2.3 Protect app from infinite waits during incident window
Use conservative timeout guardrails (session-level or role-level) so stuck statements fail fast:
-- Apply carefully; validate with app owners before persistent ALTER ROLE
ALTER ROLE odoo SET statement_timeout = '60s';
ALTER ROLE odoo SET lock_timeout = '10s';
If already set, verify effective values:
psql "$ODOO_DB_URI" -c "show statement_timeout; show lock_timeout;"
Step 3 — Restore long-polling health (bus/gevent lane)
Long-polling often fails as a downstream symptom. Treat it as a separate lane:
- Confirm dedicated long-polling endpoint/process is reachable.
- Ensure proxy timeouts are not shorter than expected long-poll wait windows.
- Restart only the degraded service lane if needed (long-polling/websocket process), then re-check user notifications.
Quick probe example:
# Endpoint differs by version/deployment; verify your route
curl -I -m 10 https://<odoo-host>/longpolling/poll
If the endpoint fails while core HTTP works, recover bus lane without a full platform restart.
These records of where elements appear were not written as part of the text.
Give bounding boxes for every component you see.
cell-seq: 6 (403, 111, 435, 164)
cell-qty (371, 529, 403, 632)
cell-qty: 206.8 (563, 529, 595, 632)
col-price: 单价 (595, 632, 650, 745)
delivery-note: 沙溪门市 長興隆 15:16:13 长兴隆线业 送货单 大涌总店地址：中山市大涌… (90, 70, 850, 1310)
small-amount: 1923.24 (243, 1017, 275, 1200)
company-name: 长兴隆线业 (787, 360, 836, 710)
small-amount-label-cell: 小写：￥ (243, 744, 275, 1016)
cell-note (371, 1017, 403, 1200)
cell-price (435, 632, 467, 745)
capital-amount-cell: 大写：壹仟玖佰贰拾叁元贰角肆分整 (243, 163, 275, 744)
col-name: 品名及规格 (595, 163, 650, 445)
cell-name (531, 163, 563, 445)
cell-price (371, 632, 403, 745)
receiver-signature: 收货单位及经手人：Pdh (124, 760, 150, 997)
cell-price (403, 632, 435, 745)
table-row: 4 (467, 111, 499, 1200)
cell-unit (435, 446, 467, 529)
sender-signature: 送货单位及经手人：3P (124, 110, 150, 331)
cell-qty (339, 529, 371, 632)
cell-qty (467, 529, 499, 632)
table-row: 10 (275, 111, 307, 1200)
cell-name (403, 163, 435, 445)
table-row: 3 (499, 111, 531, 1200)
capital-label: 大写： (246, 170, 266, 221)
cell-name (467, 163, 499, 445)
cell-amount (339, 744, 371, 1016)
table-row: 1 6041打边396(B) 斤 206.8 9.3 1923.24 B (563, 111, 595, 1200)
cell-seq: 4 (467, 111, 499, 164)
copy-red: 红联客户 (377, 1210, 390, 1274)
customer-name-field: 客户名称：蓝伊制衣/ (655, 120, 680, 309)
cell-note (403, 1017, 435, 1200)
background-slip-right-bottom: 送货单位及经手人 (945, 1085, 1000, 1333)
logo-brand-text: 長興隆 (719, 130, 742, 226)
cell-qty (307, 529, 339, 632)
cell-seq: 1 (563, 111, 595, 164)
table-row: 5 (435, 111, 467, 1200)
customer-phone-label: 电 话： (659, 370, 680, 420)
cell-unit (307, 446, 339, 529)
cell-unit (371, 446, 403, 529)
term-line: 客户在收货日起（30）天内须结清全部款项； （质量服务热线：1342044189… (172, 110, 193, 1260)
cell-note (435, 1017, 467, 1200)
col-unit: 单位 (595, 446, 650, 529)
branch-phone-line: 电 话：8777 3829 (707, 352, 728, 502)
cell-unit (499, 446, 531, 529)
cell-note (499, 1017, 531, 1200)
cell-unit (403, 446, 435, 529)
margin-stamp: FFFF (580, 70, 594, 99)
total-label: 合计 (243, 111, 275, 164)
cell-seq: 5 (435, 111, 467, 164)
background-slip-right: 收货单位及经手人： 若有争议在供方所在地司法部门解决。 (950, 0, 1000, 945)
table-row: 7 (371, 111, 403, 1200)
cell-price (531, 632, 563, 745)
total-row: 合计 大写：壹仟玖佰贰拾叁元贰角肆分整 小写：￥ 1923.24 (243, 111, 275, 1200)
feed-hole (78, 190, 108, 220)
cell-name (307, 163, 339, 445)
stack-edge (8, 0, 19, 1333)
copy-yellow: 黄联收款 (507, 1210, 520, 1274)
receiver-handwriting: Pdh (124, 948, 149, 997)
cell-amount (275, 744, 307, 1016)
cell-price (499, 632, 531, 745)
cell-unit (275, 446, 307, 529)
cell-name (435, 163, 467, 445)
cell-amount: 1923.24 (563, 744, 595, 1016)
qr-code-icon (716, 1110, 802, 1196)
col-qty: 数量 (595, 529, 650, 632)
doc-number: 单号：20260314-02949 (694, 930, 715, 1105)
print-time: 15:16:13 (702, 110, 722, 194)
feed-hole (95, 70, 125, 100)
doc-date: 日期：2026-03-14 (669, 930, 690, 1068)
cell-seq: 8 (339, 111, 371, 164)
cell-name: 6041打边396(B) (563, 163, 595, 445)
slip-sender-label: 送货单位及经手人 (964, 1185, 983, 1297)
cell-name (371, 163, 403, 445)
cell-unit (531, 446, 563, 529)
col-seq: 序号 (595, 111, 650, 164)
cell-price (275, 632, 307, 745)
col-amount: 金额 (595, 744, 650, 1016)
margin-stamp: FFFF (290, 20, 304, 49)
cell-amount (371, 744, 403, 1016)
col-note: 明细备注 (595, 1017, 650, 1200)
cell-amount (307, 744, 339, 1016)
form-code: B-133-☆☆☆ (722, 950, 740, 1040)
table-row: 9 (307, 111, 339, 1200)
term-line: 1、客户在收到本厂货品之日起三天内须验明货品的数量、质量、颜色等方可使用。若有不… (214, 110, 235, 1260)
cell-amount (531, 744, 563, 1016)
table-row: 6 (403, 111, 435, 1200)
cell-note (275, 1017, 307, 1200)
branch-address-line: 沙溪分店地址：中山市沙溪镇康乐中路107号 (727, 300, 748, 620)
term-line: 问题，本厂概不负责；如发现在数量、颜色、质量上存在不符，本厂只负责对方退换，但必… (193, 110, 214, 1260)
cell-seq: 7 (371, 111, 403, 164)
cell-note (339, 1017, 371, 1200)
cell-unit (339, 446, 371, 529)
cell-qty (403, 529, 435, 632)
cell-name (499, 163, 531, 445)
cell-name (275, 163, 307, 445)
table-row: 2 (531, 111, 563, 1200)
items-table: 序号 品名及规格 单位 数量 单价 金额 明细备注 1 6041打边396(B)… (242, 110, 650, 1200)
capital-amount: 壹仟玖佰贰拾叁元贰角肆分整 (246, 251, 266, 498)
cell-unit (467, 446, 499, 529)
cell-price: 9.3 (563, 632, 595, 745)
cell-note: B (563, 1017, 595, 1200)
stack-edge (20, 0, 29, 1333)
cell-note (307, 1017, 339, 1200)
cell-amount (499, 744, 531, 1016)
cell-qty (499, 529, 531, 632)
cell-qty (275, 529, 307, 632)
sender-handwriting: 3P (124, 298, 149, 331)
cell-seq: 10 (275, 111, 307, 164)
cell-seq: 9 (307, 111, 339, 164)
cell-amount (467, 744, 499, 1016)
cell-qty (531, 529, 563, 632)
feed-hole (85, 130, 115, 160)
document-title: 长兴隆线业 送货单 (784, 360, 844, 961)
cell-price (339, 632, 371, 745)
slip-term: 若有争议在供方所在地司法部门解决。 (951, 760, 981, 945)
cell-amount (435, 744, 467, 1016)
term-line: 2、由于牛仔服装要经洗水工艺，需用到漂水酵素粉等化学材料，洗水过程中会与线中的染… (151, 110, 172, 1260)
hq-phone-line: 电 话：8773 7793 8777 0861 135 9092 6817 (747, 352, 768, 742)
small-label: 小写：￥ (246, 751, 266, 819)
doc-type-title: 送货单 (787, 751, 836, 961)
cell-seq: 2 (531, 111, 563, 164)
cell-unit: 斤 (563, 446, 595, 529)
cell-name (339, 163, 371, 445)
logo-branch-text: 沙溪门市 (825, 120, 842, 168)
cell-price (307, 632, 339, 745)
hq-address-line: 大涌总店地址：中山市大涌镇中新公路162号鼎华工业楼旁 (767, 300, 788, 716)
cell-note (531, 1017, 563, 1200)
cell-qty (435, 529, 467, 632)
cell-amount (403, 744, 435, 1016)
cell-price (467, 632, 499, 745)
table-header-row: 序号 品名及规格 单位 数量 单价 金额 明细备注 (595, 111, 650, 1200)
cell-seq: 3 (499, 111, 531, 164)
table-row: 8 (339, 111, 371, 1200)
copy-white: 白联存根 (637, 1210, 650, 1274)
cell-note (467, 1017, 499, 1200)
Step 4 — Verification and rollback checks
Exit incident mode only when all conditions hold for at least 15 minutes:
- Worker timeout log rate returns to baseline.
- 502/504 rate remains near zero.
- Long-polling/chat presence updates flow normally.
active_over_30sandidle in transactionremain controlled.- Critical user flows (login, sales order confirm, invoice post) pass.
Verification loop:
watch -n 10 "psql \"$ODOO_DB_URI\" -Atc \"select count(*) from pg_stat_activity where datname=current_database() and state='active' and now()-query_start>interval '30 seconds';\""
If user-facing latency regresses after re-enabling jobs, roll back the last traffic lane you reintroduced and reassess top slow statements.
Hardening checklist (post-incident)
- Set alerts on worker timeout rate, 502/504 ratio, and long-polling endpoint failures.
- Track top SQL by total time and calls (
pg_stat_statements) and tune the highest offenders. - Enforce sane Odoo worker sizing and timeout configuration for your CPU/memory envelope.
- Separate heavy cron/queue workloads from interactive traffic windows.
- Add index/query fixes for repeatedly timed-out business operations.
- Run a staged load drill that includes long-polling behavior, not just login throughput.
Practical references
- Odoo deployment/system configuration guidance: https://www.odoo.com/documentation/17.0/administration/on_premise/deploy.html
- PostgreSQL client timeout settings (
statement_timeout,lock_timeout): https://www.postgresql.org/docs/current/runtime-config-client.html - PostgreSQL runtime stats (
pg_stat_activity): https://www.postgresql.org/docs/current/monitoring-stats.html
Core principle: during timeout storms, reduce queueing pressure first, then remove the slow/blocking root causes. Full restarts hide evidence and usually make recurrence more likely.